Who’s Listening to the Victims of Paedophile Priests? [Interview]

GERMANY
Political Critique (Poland)

AGATA DIDUSZKO-ZYGLEWSKA

Interview with Matthias Katsch, the founder and spokesperson for the Square Table Foundation and a member of the Council of Survivors, working alongside the German Parliament.

Agata Diduszko-Zyglewska: As a child you were abused by a priest, and so now you work for the sake of other victims.

Matthias Katsch
Founder and spokesperson for the Square Table Foundation, and a member of the Council of Survivors, working alongside the German Parliament.

Matthias Katsch: Yes, I was born and raised in Berlin. I attended Jesuit college there and when I was thirteen years old, I was abused. Like many survivors, I kept it secret, I was ashamed of the situation, I never spoke about it for the following thirty years – until 2010. Then I came out publicly, reached out and connected with other survivors. Within weeks, we had a tsunami – a wave of disclosure all over Germany, hundreds of former students of Church institutes, schools, colleges came out and said ‘me too’. I’m the founder and a spokesperson for the Square Table Foundation. We, the victims, the survivors – wherever: in Poland, Ireland, the US, Germany, France, we have started to speak. But the crucial question is: who is listening?
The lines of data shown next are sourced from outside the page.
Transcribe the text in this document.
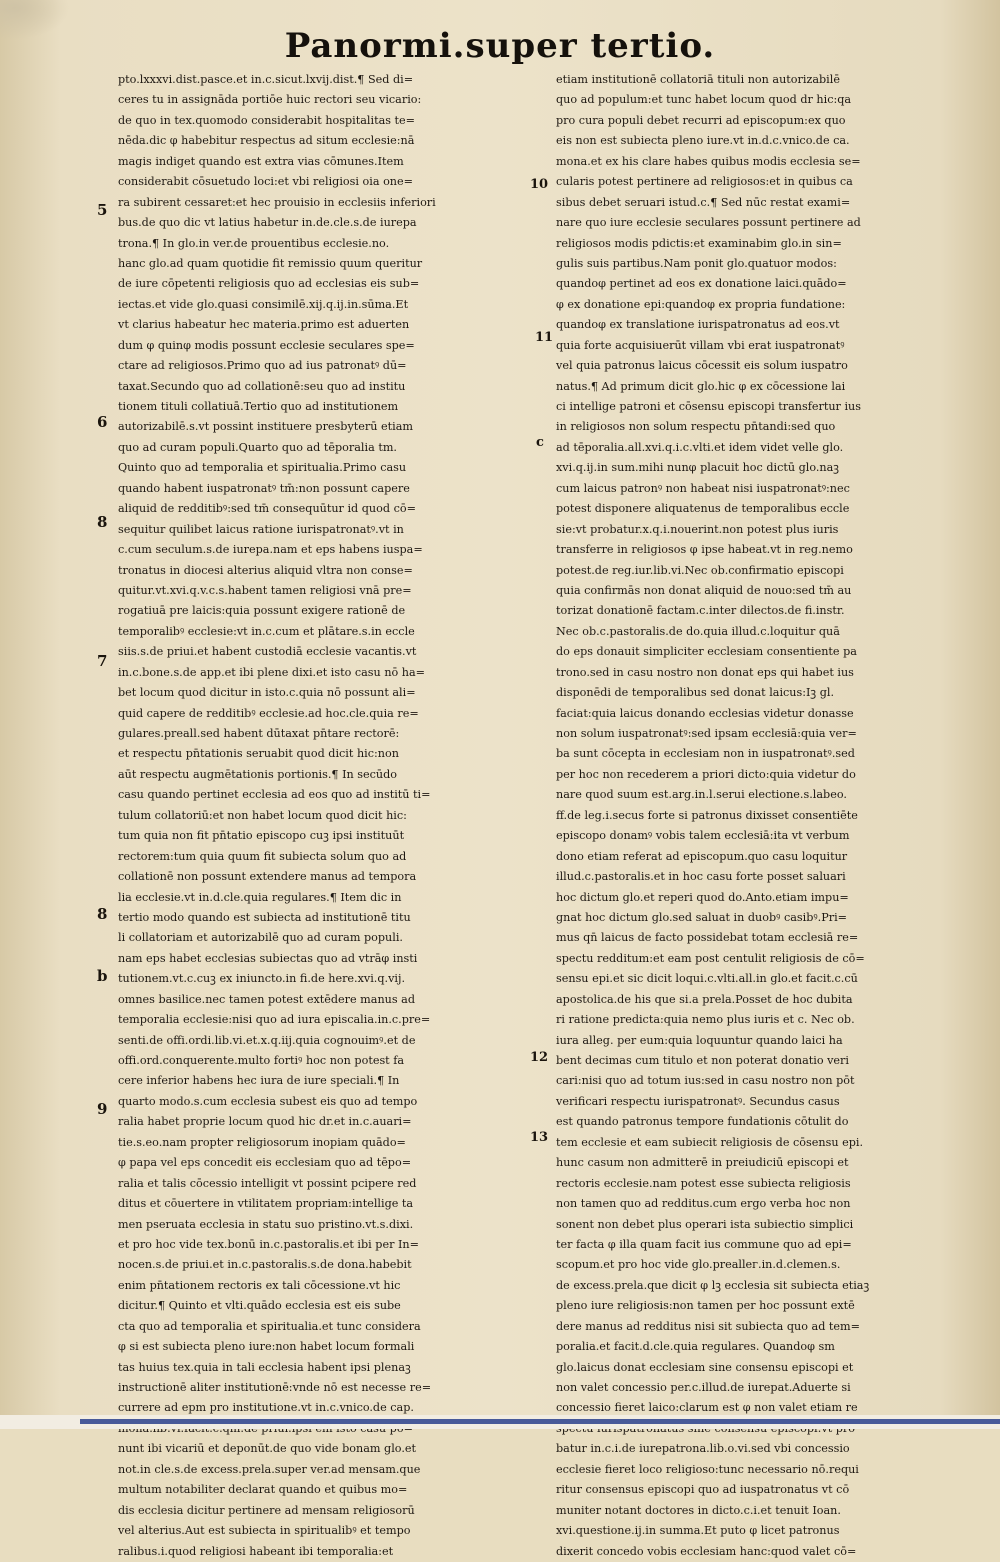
Panormi.super tertio.
pto.lxxxvi.dist.pasce.et in.c.sicut.lxvij.dist.¶ Sed di=
ceres tu in assignāda portiōe huic rectori seu vicario:
de quo in tex.quomodo considerabit hospitalitas te=
nēda.dic φ habebitur respectus ad situm ecclesie:nā
magis indiget quando est extra vias cōmunes.Item
considerabit cōsuetudo loci:et vbi religiosi oia one=
ra subirent cessaret:et hec prouisio in ecclesiis inferiori
bus.de quo dic vt latius habetur in.de.cle.s.de iurepa
trona.¶ In glo.in ver.de prouentibus ecclesie.no.
hanc glo.ad quam quotidie fit remissio quum queritur
de iure cōpetenti religiosis quo ad ecclesias eis sub=
iectas.et vide glo.quasi consimilē.xij.q.ij.in.sūma.Et
vt clarius habeatur hec materia.primo est aduerten
dum φ quinφ modis possunt ecclesie seculares spe=
ctare ad religiosos.Primo quo ad ius patronatꝰ dū=
taxat.Secundo quo ad collationē:seu quo ad institu
tionem tituli collatiuā.Tertio quo ad institutionem
autorizabilē.s.vt possint instituere presbyterū etiam
quo ad curam populi.Quarto quo ad tēporalia tm.
Quinto quo ad temporalia et spiritualia.Primo casu
quando habent iuspatronatꝰ tm̄:non possunt capere
aliquid de redditibꝰ:sed tm̄ consequūtur id quod cō=
sequitur quilibet laicus ratione iurispatronatꝰ.vt in
c.cum seculum.s.de iurepa.nam et eps habens iuspa=
tronatus in diocesi alterius aliquid vltra non conse=
quitur.vt.xvi.q.v.c.s.habent tamen religiosi vnā pre=
rogatiuā pre laicis:quia possunt exigere rationē de
temporalibꝰ ecclesie:vt in.c.cum et plātare.s.in eccle
siis.s.de priui.et habent custodiā ecclesie vacantis.vt
in.c.bone.s.de app.et ibi plene dixi.et isto casu nō ha=
bet locum quod dicitur in isto.c.quia nō possunt ali=
quid capere de redditibꝰ ecclesie.ad hoc.cle.quia re=
gulares.preall.sed habent dūtaxat pn̄tare rectorē:
et respectu pn̄tationis seruabit quod dicit hic:non
aūt respectu augmētationis portionis.¶ In secūdo
casu quando pertinet ecclesia ad eos quo ad institū ti=
tulum collatoriū:et non habet locum quod dicit hic:
tum quia non fit pn̄tatio episcopo cuꝫ ipsi instituūt
rectorem:tum quia quum fit subiecta solum quo ad
collationē non possunt extendere manus ad tempora
lia ecclesie.vt in.d.cle.quia regulares.¶ Item dic in
tertio modo quando est subiecta ad institutionē titu
li collatoriam et autorizabilē quo ad curam populi.
nam eps habet ecclesias subiectas quo ad vtrāφ insti
tutionem.vt.c.cuꝫ ex iniuncto.in fi.de here.xvi.q.vij.
omnes basilice.nec tamen potest extēdere manus ad
temporalia ecclesie:nisi quo ad iura episcalia.in.c.pre=
senti.de offi.ordi.lib.vi.et.x.q.iij.quia cognouimꝰ.et de
offi.ord.conquerente.multo fortiꝰ hoc non potest fa
cere inferior habens hec iura de iure speciali.¶ In
quarto modo.s.cum ecclesia subest eis quo ad tempo
ralia habet proprie locum quod hic dr.et in.c.auari=
tie.s.eo.nam propter religiosorum inopiam quādo=
φ papa vel eps concedit eis ecclesiam quo ad tēpo=
ralia et talis cōcessio intelligit vt possint pcipere red
ditus et cōuertere in vtilitatem propriam:intellige ta
men pseruata ecclesia in statu suo pristino.vt.s.dixi.
et pro hoc vide tex.bonū in.c.pastoralis.et ibi per In=
nocen.s.de priui.et in.c.pastoralis.s.de dona.habebit
enim pn̄tationem rectoris ex tali cōcessione.vt hic
dicitur.¶ Quinto et vlti.quādo ecclesia est eis sube
cta quo ad temporalia et spiritualia.et tunc considera
φ si est subiecta pleno iure:non habet locum formali
tas huius tex.quia in tali ecclesia habent ipsi plenaꝫ
instructionē aliter institutionē:vnde nō est necesse re=
currere ad epm pro institutione.vt in.c.vnico.de cap.
nunt ibi vicariū et deponūt.de quo vide bonam glo.et
not.in cle.s.de excess.prela.super ver.ad mensam.que
multum notabiliter declarat quando et quibus mo=
dis ecclesia dicitur pertinere ad mensam religiosorū
vel alterius.Aut est subiecta in spiritualibꝰ et tempo
ralibus.i.quod religiosi habeant ibi temporalia:et
etiam institutionē collatoriā tituli non autorizabilē
quo ad populum:et tunc habet locum quod dr hic:qa
pro cura populi debet recurri ad episcopum:ex quo
eis non est subiecta pleno iure.vt in.d.c.vnico.de ca.
mona.et ex his clare habes quibus modis ecclesia se=
cularis potest pertinere ad religiosos:et in quibus ca
sibus debet seruari istud.c.¶ Sed nūc restat exami=
nare quo iure ecclesie seculares possunt pertinere ad
religiosos modis pdictis:et examinabim glo.in sin=
gulis suis partibus.Nam ponit glo.quatuor modos:
quandoφ pertinet ad eos ex donatione laici.quādo=
φ ex donatione epi:quandoφ ex propria fundatione:
quandoφ ex translatione iurispatronatus ad eos.vt
quia forte acquisiuerūt villam vbi erat iuspatronatꝰ
vel quia patronus laicus cōcessit eis solum iuspatro
natus.¶ Ad primum dicit glo.hic φ ex cōcessione lai
ci intellige patroni et cōsensu episcopi transfertur ius
in religiosos non solum respectu pn̄tandi:sed quo
ad tēporalia.all.xvi.q.i.c.vlti.et idem videt velle glo.
xvi.q.ij.in sum.mihi nunφ placuit hoc dictū glo.naꝫ
cum laicus patronꝰ non habeat nisi iuspatronatꝰ:nec
potest disponere aliquatenus de temporalibus eccle
sie:vt probatur.x.q.i.nouerint.non potest plus iuris
transferre in religiosos φ ipse habeat.vt in reg.nemo
potest.de reg.iur.lib.vi.Nec ob.confirmatio episcopi
quia confirmās non donat aliquid de nouo:sed tm̄ au
torizat donationē factam.c.inter dilectos.de fi.instr.
Nec ob.c.pastoralis.de do.quia illud.c.loquitur quā
do eps donauit simpliciter ecclesiam consentiente pa
trono.sed in casu nostro non donat eps qui habet ius
disponēdi de temporalibus sed donat laicus:Iꝫ gl.
faciat:quia laicus donando ecclesias videtur donasse
non solum iuspatronatꝰ:sed ipsam ecclesiā:quia ver=
ba sunt cōcepta in ecclesiam non in iuspatronatꝰ.sed
per hoc non recederem a priori dicto:quia videtur do
nare quod suum est.arg.in.l.serui electione.s.labeo.
ff.de leg.i.secus forte si patronus dixisset consentiēte
episcopo donamꝰ vobis talem ecclesiā:ita vt verbum
dono etiam referat ad episcopum.quo casu loquitur
illud.c.pastoralis.et in hoc casu forte posset saluari
hoc dictum glo.et reperi quod do.Anto.etiam impu=
gnat hoc dictum glo.sed saluat in duobꝰ casibꝰ.Pri=
mus qn̄ laicus de facto possidebat totam ecclesiā re=
spectu redditum:et eam post centulit religiosis de cō=
sensu epi.et sic dicit loqui.c.vlti.all.in glo.et facit.c.cū
apostolica.de his que si.a prela.Posset de hoc dubita
ri ratione predicta:quia nemo plus iuris et c. Nec ob.
iura alleg. per eum:quia loquuntur quando laici ha
bent decimas cum titulo et non poterat donatio veri
cari:nisi quo ad totum ius:sed in casu nostro non pōt
verificari respectu iurispatronatꝰ. Secundus casus
est quando patronus tempore fundationis cōtulit do
tem ecclesie et eam subiecit religiosis de cōsensu epi.
hunc casum non admitterē in preiudiciū episcopi et
rectoris ecclesie.nam potest esse subiecta religiosis
non tamen quo ad redditus.cum ergo verba hoc non
sonent non debet plus operari ista subiectio simplici
ter facta φ illa quam facit ius commune quo ad epi=
scopum.et pro hoc vide glo.preallег.in.d.clemen.s.
de excess.prela.que dicit φ lꝫ ecclesia sit subiecta etiaꝫ
pleno iure religiosis:non tamen per hoc possunt extē
dere manus ad redditus nisi sit subiecta quo ad tem=
poralia.et facit.d.cle.quia regulares. Quandoφ sm
glo.laicus donat ecclesiam sine consensu episcopi et
non valet concessio per.c.illud.de iurepat.Aduerte si
concessio fieret laico:clarum est φ non valet etiam re
batur in.c.i.de iurepatrona.lib.o.vi.sed vbi concessio
ecclesie fieret loco religioso:tunc necessario nō.requi
ritur consensus episcopi quo ad iuspatronatus vt cō
muniter notant doctores in dicto.c.i.et tenuit Ioan.
xvi.questione.ij.in summa.Et puto φ licet patronus
dixerit concedo vobis ecclesiam hanc:quod valet cō=
5
6
8
7
8
b
9
10
11
c
12
13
I suppose by asking this question you’re referring to a lack of reaction on the part of society and local communities. In Poland, this is exactly what gives paedophile priests the opportunity to operate. People keep silent, even defend priests when a case finally becomes public.

The Church works like any other institution: when it feels attacked, it defends itself – that is a natural reaction. The important question is: why is it so difficult for society to accept reality, to deal with it, to recognize survivors and help them? In Germany, this question is posed to institutions, to the Church, to the families…

We are also talking about a cultural problem here – the differences between men and women in society. In our country in 2010, it was actually big news that most of the victims were men, because society knows that victims are always women! The big scandal, the part that made the news, was that it was men coming out as victims. But of course, the situation in every society is different.